Мгновенно вспомнив все это, я покраснела, растерялась и забыла все аргументы. А речь между тем велась о том, позволительно ли верующим разводиться. При этом не рассматривались случаи садистского обращения, супружеской неверности, хронического алкоголизма и наркотической зависимости (чего уж об этом-то рассуждать?). Разговор шел о трудностях совместного проживания творческих личностей, несхожести характеров и разности взглядов на решение насущных проблем бытия. А также о невнимании одной половины к настроению и чувствам другой, к непониманию мужских потребностей в браке женщинами и женских – мужчинами. А еще о возможности заключения повторных браков уже по любви-с, поскольку предыдущие были основаны лишь на влюбленности (о, эта изворотливая мудрость определений и терминов). При этом была приведена такая масса убедительных примеров, что я со своими цитатами выглядела на их фоне бледно и неубедительно. К слову сказать, день рождения был «верующим», поэтому всем вокруг, тем паче моему собеседнику (проповеднику и пр.), были прекрасно известны все стихи и приводимые места Священного Писания. А вот примеры были красочны и интересны в своих подробностях, вызывали глубокое сочувствие и личное сопричастие.
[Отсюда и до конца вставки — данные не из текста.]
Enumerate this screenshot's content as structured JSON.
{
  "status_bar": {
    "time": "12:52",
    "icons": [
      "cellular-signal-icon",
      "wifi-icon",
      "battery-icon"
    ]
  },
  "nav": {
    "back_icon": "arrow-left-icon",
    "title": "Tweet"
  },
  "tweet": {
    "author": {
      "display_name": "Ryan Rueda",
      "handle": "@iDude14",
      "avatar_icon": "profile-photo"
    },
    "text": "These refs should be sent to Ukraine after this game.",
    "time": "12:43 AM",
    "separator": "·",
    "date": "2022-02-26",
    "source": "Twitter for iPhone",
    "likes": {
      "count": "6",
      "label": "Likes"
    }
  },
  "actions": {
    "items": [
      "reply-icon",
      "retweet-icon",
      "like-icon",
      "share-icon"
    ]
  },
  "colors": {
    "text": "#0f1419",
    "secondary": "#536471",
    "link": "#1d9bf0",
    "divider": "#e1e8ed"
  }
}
В общем, я была наголову разбита. Мне посоветовали не быть ортодоксальной, смотреть на жизнь шире, помнить, что Библия содержит общие принципы теории, но практика требует специфического подхода. Кое-кто сочувственно успокаивал:

– Не переживай, традиционное воспитание дает себя знать, а так ты – неплохой человек.

Дома, пошмыгав носом, еще раз убедилась, что «не могу поступиться принципами» и ортодоксальным воспитанием.

* * *

Прошло несколько лет. Конец мая, окончание занятий в воскресной школе. Родителям предложили пройти в классы вместе с детьми, дабы торжественно отметить это событие. И вот мы, четыре мамочки, разлив чай и раздав каждому ребенку по печенью, уютно примостились на угловом диванчике, оставив стол в распоряжении детей. Говорили о важных вещах – школьных программах (ужасные, просто ужасные!) и составе церковного хора (куда смотрит регент?). Незаметно как-то перешли на проблемы воспитания и послушания любимых чад. Открыв рот, чтобы привести какой-то довод о родительском примере и семейных ценностях в свете Библии,поспешно его закрыла, вдруг осознав всю неуместность, а главное, нетактичность своей реплики, готовой вот-вот сорваться с языка: из нас, четверых, трое были разведенными матерями-одиночками, включая учителя воскресной школы, что вела занятия в группе моего ребенка. При этом разводы состоялись тогда, когда все уже были членами церкви, и никто из бывших мужей не был ни садистом, ни вероломным изменником, ни хроническим алкоголиком, ни наркозависимым. Хотя обвинения, выдвигаемые против них деятельно-религиозными женами, были железобетонными: один мало зарабатывал, другой был рохлей и мямлей, третий оставался неверующим, несмотря на все старания супруги привести его в церковь, хотя и не запрещал ей посещать богослужения и активно участвовать в жизни общины.

Щебетанье моих собеседниц еще тревожило слух, но смысл уже не улавливался, поскольку его просто не было во всех этих специфических подходах практики, напрочь оторванных от теоретических принципов Библии. Поток мыслей подхватил мое ортодоксальное сознание и унес его далеко от залитого майским солнцем класса, резвящихся в предвкушении летних каникул детей, озабоченных дисциплиной мамочек, автоматически то и дело поправлявших сбивающиеся с головы косыночки, подобранные в тон нарядным воскресным кофточкам. Было грустно и одиноко, и навязчивым лейтмотивом звучала пораженческая мысль: «Мы проигрываем, мы в меньшинстве». Кто это «мы»? Я и сама не знала в ту минуту: я и муж? Те, кто не развелся? А быть может, вот эти дети, что пьют чай, едят печенье и посещают воскресную школу?